The weather was so good I needed to put a lot of sun cream on, but I’d forgotten to take any with me so while I was enjoying the stunning scenery and the hot weather my skin was slowly burning and turning red raw. I had also gotten sunburnt less than a year before while on holiday in Cornwall because I hadn’t put any sun cream on so it was particularly frustrating to be burnt again through my own stupidity. After this walk I vowed that I would always take sun cream with me while walking and that I would always use it. And since this walk while I have, probably on many occasions, put cream on needlessly, I have never become burnt because I didn’t put sun cream on.

Back to the walk and, after rounding Edale Head and crossing the Pennine Way, I headed across the broad grassy hill of Brown Knoll. Up to this point I had been wearing a pair of trail shoes that I’d recently bought. I’d never worn shoes like it before and this was the first time I’d done a proper walk in them, and I loved them. The lightness of the shoe compared with walking boots gave me a real spring in my step as I skipped over the rocks on the Kinder Edge, but when I got to Brown Knoll I was faced with a vast area of bog which my trail shoes would struggle to cope with. Fortunately I had my walking boots in my rucksack (partly because I didn’t trust my new shoes, and also in order for me to get used to carrying a heavy load). Once I changed into my boots I was able to traverse the morass with my boots making light work of the deep mud even though I sank into the mud on several occasions.

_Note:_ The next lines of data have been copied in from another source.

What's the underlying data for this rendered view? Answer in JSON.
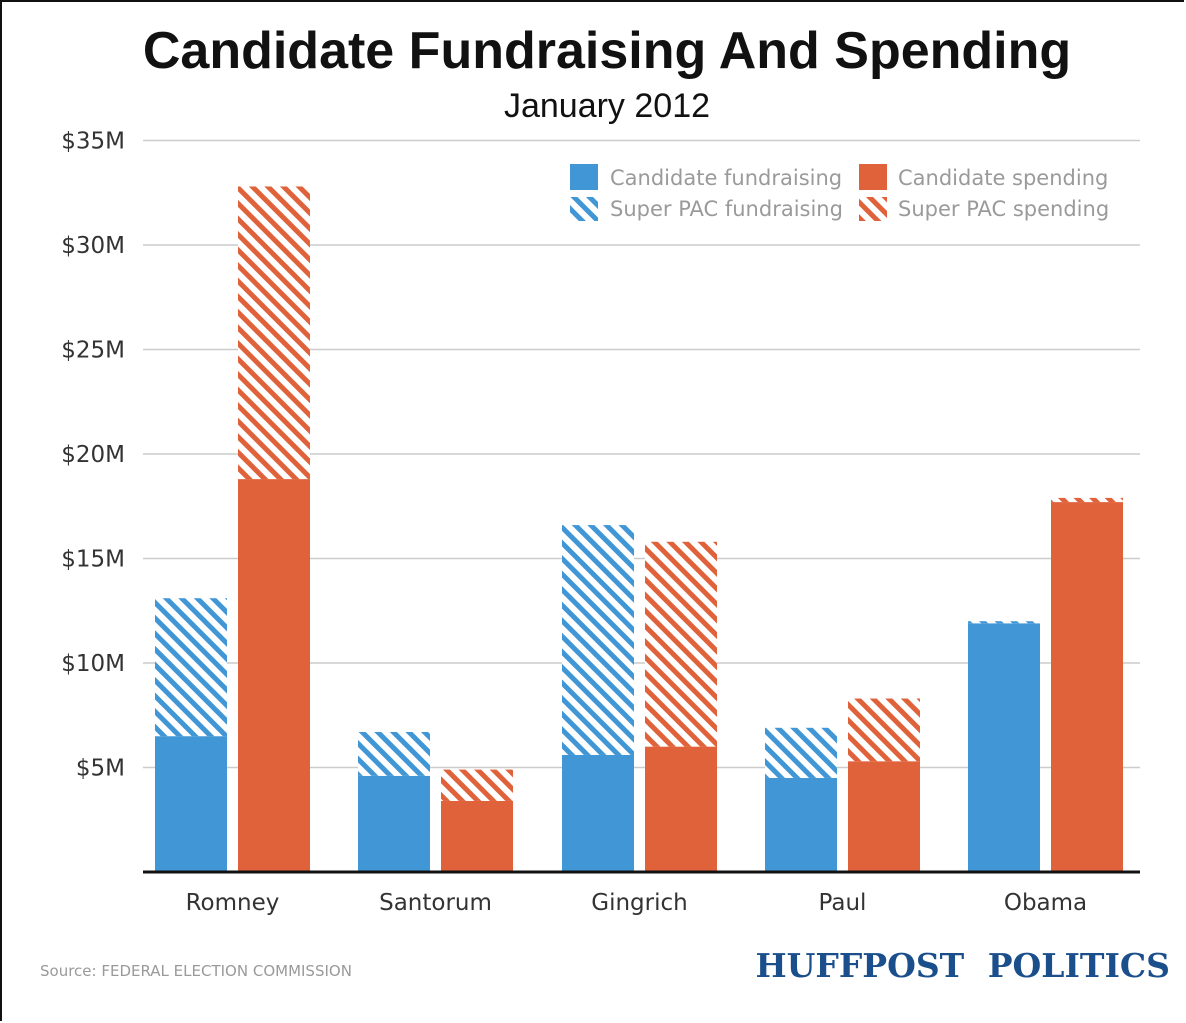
{
  "chart_data": {
    "type": "bar",
    "title": "Candidate Fundraising And Spending",
    "subtitle": "January 2012",
    "ylim": [
      0,
      35
    ],
    "y_ticks": [
      "$5M",
      "$10M",
      "$15M",
      "$20M",
      "$25M",
      "$30M",
      "$35M"
    ],
    "y_tick_values": [
      5,
      10,
      15,
      20,
      25,
      30,
      35
    ],
    "grid": true,
    "legend_position": "top-right",
    "categories": [
      "Romney",
      "Santorum",
      "Gingrich",
      "Paul",
      "Obama"
    ],
    "series": [
      {
        "name": "Candidate fundraising",
        "stack": "fundraising",
        "values": [
          6.5,
          4.6,
          5.6,
          4.5,
          11.9
        ]
      },
      {
        "name": "Super PAC fundraising",
        "stack": "fundraising",
        "values": [
          6.6,
          2.1,
          11.0,
          2.4,
          0.1
        ]
      },
      {
        "name": "Candidate spending",
        "stack": "spending",
        "values": [
          18.8,
          3.4,
          6.0,
          5.3,
          17.7
        ]
      },
      {
        "name": "Super PAC spending",
        "stack": "spending",
        "values": [
          14.0,
          1.5,
          9.8,
          3.0,
          0.2
        ]
      }
    ],
    "source": "Source: FEDERAL ELECTION COMMISSION",
    "brand": {
      "part1": "HUFFPOST",
      "part2": "POLITICS"
    }
  },
  "colors": {
    "fundraising": "#4197d6",
    "spending": "#e0623b",
    "grid": "#cccccc",
    "axis": "#111111",
    "brand": "#1b4f8c"
  }
}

After passing an air shaft from the railway tunnel that goes under Brown Knoll I reached the Chapel Gate track where I turned left onto the broad track that traverses Rushup Edge. On reaching Mam Nick I abandoned the second half of the Edale Skyline and took a path through Harden Clough back to the railway station so I could catch a train home. This was a stunning walk in gloriously hot weather around a fantastic valley. I have a lot of memories of great walks around Edale and this walk was one of the best.